Page 1060 - Enders_Game_Full_Book
P. 1060
"The last name has nothing to do with the first name." The son was getting annoyed now. "Not everything has a deep meaning."
"Children are so easily embarrassed," said the father. "Ashamed. Must put the best face on everything. The holy island, its name is really 'Ata Atua, which means, 'Laugh, God!'"
"Then it would be pronounced 'Atatua instead of Atatua," the son corrected again. "Shadow of the God, that's what the name really means, if it means anything besides just the holy island."
"My son is a literalist," said the father. "Everything so serious. Can't hear a joke when God shouts it in his ear."
"It's you always shouting jokes in my ear, Father," said the son with a smile. "How could I possibly hear the jokes of the God?"
This was the only time the father didn't laugh. "My son has a dead ear for humor. He thought that was a joke."
Wang-mu looked at Peter, who was smiling as if he understood what was so funny with these people all the time. She wondered if he had even noticed that no one had introduced these males, except by their relationship to Grace Drinker. Had they no names?
Never mind, the food is good, and even if you don't get Samoan humor, their laughter and good spirits were so contagious that it was impossible not to feel happy and at ease in their company.
"Do you think we have enough?" asked the father, when his daughter brought in the last fish, a large pink-fleshed sea creature garnished with something that glistened-- Wang-mu's first thought was a sugar glaze, but who would do that to a fish?
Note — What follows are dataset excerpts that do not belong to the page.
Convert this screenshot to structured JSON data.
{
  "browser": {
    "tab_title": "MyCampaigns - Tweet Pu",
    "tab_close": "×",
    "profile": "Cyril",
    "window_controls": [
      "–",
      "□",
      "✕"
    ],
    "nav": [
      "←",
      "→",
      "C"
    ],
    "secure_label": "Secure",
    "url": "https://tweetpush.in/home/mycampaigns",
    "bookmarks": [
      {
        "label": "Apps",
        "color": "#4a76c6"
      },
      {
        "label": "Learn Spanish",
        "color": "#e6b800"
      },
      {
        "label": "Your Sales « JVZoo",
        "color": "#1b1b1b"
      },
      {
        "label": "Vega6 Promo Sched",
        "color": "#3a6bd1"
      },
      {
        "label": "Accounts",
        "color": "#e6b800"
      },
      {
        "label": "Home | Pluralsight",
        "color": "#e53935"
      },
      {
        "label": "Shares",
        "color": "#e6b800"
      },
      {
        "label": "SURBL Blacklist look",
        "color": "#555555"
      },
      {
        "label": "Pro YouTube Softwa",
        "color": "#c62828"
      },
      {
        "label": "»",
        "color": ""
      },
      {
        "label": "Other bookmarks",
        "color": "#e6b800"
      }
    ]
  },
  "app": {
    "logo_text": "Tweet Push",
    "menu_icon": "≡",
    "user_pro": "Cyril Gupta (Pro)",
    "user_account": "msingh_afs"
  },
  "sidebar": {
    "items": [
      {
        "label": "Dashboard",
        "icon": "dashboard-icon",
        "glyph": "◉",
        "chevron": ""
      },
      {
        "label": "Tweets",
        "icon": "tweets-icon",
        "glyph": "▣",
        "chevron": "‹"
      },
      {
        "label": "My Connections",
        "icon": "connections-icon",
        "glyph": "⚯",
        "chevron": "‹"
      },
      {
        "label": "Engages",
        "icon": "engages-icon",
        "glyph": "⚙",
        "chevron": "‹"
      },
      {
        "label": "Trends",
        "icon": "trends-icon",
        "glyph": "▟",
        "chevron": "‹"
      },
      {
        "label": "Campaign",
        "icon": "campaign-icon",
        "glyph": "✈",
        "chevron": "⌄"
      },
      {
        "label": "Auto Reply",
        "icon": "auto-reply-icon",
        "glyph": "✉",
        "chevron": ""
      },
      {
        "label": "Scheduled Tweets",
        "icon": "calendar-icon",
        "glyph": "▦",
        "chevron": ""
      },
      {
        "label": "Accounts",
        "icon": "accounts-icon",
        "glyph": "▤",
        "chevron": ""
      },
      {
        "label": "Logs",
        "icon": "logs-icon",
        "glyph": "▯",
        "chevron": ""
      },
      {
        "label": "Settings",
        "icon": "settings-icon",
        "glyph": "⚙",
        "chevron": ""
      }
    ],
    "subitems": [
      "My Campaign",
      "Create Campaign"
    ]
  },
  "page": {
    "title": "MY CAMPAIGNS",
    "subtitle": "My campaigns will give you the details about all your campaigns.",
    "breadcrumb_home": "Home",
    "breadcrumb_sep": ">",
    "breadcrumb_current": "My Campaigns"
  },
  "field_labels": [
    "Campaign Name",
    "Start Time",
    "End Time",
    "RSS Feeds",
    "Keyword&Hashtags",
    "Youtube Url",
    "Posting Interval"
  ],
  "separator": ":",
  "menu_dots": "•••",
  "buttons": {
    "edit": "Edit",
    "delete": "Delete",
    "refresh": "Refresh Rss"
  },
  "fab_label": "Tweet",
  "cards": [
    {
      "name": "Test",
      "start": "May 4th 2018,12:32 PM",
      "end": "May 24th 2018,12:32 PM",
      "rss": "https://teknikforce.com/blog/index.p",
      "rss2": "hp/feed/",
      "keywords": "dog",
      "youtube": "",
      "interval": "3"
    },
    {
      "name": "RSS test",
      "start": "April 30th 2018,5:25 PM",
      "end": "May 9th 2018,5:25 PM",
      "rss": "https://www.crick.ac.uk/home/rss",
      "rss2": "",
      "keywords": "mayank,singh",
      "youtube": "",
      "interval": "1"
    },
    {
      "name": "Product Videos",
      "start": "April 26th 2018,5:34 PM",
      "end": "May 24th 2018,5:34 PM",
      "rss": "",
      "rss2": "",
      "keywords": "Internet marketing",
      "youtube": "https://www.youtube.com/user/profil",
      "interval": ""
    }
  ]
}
At once his children answered him, as if it were a ritual in the family: "Ua lava!"
The name of a philosophy? Or just Samoan slang for "enough already"? Or both at once?
Only when the last fish was half eaten did Grace Drinker herself come in, making no apology for not having spoken to them when she passed them more than two hours before. A breeze off the sea was cooling down the open-walled room, and, outside, light rain fell in fits and starts as the sun kept trying and failing to sink into the water to the west. Grace sat at the low table, directly between Peter and Wang-mu, who had thought they were sitting next to each other with no room for another person, especially not a person of such ample surface area as Grace. But somehow there was room, if not when she began to sit, then certainly by the time she finished the process, and once her greetings were done, she managed what the family had not-- she polished off the last fish and ended up licking her fingers and laughing just as maniacally as her husband at all the jokes he told.
And then, suddenly, Grace leaned over to Wang-mu and said, quite seriously, "All right, Chinese girl, what's your scam?"